[paul1117]

Hi, I recently ran into a problem while doing simulations with fluent. The physical background is that the hot water in the tube is sprayed out in the form of jet and then diluted by the surrounding ambient cold water. In the small model simulation (x=40m y=2m z=13.3cm), the simulation results are OK and the symmetry is perfect, but in the large model (x=4000m y=2000m z=10m), the simulation results are not good.
The number of grids in the large model is about 7 million, the reliazable k-e turbulence model is used, and the turbulence parameter Settings of the inlet are estimated by CFD calculator. in addition, fluent always has the warning "turbulent viscosity limited to viscosity ratio of 1.00000e+5 in XXX cells" during simulation, but small models will not have it. It is not known whether the final asymmetric result has anything to do with this warning.

As shown in the first figure, hot water is sprayed out evenly from all sides of the circle, and then diluted by the flowing cold water. The direction of the cold water flow is from left to right. As can be seen, the figure does not achieve a symmetrical effect, and the contours are not symmetrical.
As shown in the second figure,The hot water inlet is at the bottom of the figure, and it is sprayed vertically upward. The black part in the middle has a top cover, which allows the hot water to spread around instead of shooting vertically upward. The flaws in the grid shown in the figure are the display problems of tecplot, which can be ignored.
From the third figure, you can see the process of hot water spraying upward, blocked by the top cover, and finally spreading around and floating up.

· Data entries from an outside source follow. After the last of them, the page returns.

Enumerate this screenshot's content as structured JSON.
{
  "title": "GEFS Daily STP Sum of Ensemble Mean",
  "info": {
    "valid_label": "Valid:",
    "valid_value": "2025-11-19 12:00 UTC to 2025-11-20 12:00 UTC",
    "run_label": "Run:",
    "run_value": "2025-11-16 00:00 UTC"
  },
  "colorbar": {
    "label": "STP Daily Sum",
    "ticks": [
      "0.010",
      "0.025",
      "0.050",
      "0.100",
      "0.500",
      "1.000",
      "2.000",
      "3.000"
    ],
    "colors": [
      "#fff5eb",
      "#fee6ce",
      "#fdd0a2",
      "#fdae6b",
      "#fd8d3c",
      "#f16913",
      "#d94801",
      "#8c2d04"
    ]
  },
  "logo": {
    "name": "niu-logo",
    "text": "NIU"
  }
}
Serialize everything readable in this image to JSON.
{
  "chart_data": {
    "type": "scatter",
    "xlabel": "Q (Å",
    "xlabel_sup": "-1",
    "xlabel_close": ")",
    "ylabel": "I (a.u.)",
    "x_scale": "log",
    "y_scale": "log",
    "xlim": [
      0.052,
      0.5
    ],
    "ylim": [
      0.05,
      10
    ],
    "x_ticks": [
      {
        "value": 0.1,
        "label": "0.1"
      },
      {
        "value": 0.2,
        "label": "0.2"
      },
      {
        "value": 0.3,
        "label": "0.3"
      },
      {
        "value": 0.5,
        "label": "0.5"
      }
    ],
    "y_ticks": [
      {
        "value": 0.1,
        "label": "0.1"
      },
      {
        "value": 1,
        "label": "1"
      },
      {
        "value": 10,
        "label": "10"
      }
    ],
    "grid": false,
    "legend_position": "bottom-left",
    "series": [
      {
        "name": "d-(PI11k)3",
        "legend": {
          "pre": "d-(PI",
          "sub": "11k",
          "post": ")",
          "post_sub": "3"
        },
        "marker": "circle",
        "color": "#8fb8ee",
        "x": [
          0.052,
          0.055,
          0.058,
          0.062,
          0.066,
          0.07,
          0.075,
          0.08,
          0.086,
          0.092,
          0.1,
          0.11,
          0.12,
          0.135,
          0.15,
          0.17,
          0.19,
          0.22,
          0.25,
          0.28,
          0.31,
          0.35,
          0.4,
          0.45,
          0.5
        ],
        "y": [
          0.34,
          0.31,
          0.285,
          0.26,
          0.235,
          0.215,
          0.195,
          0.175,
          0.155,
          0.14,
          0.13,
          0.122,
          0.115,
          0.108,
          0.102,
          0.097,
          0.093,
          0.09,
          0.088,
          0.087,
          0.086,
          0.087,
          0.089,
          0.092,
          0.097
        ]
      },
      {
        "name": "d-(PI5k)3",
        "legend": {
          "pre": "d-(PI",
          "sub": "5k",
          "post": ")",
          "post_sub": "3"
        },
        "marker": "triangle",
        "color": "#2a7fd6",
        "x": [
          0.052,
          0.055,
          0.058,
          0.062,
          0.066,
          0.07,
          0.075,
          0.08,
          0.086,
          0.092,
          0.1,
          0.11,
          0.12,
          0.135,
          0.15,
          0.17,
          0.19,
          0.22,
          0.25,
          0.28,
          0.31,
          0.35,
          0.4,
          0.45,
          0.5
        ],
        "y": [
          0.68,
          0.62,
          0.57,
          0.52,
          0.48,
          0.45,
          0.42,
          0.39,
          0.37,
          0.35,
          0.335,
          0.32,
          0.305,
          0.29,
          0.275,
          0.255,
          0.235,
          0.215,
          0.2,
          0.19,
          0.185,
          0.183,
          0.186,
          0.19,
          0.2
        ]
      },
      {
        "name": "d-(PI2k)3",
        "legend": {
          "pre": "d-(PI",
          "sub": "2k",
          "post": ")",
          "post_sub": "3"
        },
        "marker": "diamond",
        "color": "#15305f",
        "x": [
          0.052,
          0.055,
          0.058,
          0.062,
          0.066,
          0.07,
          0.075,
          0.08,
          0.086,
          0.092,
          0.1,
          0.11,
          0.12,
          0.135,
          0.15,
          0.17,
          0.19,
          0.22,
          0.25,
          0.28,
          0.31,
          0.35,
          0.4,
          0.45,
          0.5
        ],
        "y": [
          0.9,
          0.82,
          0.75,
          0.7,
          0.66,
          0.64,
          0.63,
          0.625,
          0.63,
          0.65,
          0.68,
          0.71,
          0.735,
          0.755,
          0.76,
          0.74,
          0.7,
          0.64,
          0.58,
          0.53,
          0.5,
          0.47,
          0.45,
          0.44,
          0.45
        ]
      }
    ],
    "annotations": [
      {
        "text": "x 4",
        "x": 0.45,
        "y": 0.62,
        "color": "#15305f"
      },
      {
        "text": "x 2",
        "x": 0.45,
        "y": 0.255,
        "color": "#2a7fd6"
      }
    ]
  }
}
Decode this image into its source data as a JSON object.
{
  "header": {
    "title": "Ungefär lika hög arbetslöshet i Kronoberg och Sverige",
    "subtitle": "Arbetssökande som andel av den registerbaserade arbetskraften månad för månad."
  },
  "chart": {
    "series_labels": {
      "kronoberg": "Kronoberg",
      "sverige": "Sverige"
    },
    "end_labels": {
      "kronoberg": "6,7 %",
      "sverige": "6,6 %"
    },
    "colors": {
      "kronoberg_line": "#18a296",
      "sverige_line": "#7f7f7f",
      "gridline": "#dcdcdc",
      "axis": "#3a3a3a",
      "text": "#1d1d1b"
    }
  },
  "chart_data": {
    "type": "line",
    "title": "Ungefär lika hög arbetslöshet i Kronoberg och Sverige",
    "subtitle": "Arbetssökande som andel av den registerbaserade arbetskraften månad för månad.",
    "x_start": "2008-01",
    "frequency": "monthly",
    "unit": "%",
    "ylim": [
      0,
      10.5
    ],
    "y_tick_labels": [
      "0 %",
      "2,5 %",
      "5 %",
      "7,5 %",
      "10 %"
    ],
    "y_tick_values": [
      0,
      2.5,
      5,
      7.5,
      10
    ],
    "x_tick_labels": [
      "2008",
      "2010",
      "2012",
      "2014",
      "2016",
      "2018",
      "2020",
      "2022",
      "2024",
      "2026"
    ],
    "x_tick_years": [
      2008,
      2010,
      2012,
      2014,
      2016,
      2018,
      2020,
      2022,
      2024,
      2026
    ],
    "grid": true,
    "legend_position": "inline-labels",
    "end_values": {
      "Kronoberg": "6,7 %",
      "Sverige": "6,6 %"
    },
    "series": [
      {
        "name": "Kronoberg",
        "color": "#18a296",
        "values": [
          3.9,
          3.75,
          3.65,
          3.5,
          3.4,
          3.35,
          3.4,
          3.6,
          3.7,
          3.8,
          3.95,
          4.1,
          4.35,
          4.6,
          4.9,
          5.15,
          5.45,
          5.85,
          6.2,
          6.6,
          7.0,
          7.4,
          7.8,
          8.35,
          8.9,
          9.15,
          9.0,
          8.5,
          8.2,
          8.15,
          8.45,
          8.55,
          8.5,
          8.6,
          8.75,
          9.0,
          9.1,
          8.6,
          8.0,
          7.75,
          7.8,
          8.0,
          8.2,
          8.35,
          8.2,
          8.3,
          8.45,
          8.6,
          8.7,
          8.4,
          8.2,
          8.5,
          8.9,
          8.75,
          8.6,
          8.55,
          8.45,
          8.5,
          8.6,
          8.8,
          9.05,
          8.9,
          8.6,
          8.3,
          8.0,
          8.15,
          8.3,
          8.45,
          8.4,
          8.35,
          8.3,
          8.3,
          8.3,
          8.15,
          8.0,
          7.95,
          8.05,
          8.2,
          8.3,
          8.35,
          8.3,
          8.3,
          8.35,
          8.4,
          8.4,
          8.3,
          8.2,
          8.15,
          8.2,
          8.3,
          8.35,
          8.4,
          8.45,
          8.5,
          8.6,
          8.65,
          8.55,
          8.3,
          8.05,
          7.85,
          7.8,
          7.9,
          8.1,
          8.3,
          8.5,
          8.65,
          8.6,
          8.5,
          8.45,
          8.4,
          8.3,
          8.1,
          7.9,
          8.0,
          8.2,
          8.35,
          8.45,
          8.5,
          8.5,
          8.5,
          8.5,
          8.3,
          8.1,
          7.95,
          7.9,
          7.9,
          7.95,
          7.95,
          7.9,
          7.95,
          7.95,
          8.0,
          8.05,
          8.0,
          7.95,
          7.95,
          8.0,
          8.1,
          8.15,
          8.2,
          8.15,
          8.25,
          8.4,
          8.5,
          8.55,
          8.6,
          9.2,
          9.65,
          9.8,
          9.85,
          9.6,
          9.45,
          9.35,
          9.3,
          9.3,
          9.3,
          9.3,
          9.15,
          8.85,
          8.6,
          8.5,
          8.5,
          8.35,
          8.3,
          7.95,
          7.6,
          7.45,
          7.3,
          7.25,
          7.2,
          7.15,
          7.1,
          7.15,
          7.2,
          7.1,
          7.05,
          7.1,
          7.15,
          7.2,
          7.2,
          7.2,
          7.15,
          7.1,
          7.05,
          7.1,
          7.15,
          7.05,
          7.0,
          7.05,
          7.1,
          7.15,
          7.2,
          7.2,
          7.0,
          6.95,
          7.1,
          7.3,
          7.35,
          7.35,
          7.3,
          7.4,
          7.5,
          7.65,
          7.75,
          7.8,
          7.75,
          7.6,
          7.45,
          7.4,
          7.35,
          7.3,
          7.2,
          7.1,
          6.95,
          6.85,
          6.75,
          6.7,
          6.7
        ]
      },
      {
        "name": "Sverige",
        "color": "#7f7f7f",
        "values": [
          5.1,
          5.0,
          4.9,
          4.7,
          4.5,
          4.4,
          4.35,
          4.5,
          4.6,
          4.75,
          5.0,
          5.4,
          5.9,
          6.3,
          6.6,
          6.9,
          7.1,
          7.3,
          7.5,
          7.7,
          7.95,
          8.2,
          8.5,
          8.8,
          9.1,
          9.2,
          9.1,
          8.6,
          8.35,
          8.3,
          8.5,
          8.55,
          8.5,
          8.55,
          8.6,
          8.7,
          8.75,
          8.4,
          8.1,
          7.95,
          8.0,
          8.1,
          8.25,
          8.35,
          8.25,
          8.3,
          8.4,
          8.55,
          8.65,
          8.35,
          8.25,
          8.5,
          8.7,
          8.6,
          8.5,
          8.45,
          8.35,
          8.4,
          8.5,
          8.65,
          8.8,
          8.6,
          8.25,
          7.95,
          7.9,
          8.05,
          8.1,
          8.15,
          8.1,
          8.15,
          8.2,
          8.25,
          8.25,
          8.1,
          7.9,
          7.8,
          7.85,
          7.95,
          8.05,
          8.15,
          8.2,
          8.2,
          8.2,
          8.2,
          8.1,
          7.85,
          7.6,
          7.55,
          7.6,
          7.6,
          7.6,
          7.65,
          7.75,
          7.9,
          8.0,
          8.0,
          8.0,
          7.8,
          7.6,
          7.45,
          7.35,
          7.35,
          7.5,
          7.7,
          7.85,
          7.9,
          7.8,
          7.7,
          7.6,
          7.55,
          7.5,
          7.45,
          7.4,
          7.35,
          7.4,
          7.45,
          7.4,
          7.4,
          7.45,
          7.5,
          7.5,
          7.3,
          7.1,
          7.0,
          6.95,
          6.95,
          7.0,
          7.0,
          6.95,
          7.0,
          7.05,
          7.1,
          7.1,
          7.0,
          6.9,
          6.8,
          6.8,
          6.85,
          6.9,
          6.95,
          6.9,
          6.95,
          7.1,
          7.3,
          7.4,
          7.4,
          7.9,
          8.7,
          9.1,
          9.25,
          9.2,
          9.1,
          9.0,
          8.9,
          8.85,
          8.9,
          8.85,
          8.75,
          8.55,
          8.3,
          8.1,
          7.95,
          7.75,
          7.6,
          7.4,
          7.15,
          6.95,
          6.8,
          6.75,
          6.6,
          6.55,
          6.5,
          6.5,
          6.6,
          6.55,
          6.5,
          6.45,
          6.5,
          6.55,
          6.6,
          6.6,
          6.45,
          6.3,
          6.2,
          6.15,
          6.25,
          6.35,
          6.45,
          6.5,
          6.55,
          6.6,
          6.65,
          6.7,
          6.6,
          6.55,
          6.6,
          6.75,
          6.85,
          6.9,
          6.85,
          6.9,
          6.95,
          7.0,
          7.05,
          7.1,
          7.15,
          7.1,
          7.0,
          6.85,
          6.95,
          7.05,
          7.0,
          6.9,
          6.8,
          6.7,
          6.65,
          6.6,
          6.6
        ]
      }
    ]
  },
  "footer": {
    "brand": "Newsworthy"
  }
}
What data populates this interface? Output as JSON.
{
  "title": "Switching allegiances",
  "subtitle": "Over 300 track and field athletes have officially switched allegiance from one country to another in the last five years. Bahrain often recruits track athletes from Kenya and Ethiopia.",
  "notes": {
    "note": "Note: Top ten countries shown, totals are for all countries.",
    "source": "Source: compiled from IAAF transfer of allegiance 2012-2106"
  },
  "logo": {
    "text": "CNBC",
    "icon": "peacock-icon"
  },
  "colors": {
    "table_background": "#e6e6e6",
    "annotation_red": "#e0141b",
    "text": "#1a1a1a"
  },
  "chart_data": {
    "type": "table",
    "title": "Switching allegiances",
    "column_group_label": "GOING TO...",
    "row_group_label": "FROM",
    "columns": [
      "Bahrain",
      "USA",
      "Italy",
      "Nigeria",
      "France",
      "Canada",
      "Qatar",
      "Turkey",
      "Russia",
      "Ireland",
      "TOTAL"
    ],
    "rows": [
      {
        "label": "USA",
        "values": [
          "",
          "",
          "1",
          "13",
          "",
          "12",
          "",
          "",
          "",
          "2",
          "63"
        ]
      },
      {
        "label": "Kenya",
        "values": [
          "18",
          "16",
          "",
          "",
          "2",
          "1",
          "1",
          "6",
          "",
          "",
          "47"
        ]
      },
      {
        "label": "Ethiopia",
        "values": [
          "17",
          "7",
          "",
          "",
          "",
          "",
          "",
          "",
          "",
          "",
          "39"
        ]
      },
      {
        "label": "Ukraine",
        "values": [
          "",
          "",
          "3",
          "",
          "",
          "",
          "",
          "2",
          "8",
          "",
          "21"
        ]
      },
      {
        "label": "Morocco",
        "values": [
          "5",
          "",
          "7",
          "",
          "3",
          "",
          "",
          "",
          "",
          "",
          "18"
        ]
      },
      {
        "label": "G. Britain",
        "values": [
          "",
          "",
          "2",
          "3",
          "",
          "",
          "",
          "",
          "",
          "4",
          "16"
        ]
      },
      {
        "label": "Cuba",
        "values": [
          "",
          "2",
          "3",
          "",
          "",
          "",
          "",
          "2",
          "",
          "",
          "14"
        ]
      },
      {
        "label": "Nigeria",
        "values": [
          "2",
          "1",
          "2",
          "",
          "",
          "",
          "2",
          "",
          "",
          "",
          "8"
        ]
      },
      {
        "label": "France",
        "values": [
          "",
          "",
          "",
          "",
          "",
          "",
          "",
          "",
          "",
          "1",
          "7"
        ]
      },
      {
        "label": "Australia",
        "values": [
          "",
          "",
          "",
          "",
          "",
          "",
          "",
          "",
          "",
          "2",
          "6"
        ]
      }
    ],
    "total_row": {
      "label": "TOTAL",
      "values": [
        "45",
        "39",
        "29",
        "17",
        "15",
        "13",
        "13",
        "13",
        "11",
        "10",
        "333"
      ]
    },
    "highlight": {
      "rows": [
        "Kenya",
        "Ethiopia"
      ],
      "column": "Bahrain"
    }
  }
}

To summarize a few questions:
1. Is the warning of "turbulent viscosity limited to viscosity ratio of 1.00000e+5 in XXX cells" in fluent during simulation related to the asymmetry of the final simulation result?
2. The simulation results of small models are symmetrical, while large models are not. Is it related to the size of the grid? The largest grid of a small model is probably at the centimeter level, while the largest grid of a large model is generally at the meter level (the largest is about ten meters).
In fact, the core appeal is to solve the problem of symmetry, it is best not to use symmetric boundary conditions, but to use the whole model.
I hope someone can help me answer my questions, I would appreciate it

[LoGaL]

If anything, it is the other way around: that turbulence warning is a sign that your simulation is not converged, and that is why it is not symmetric. Only the converged solution satisfies symmetry.

So you should fix your problems with the simulation not converging.

[paul1117]

Thank you, Mr. LoGal. So how can I get my results to converge? Do I have to keep counting? But in my experience, it doesn't always work.

[LoGaL]

Hard to say.

Maybe you have a bad mash, maybe you have to keep counting, maybe the symmetric case stabilizes and the full case does not. Start by keeping counting though.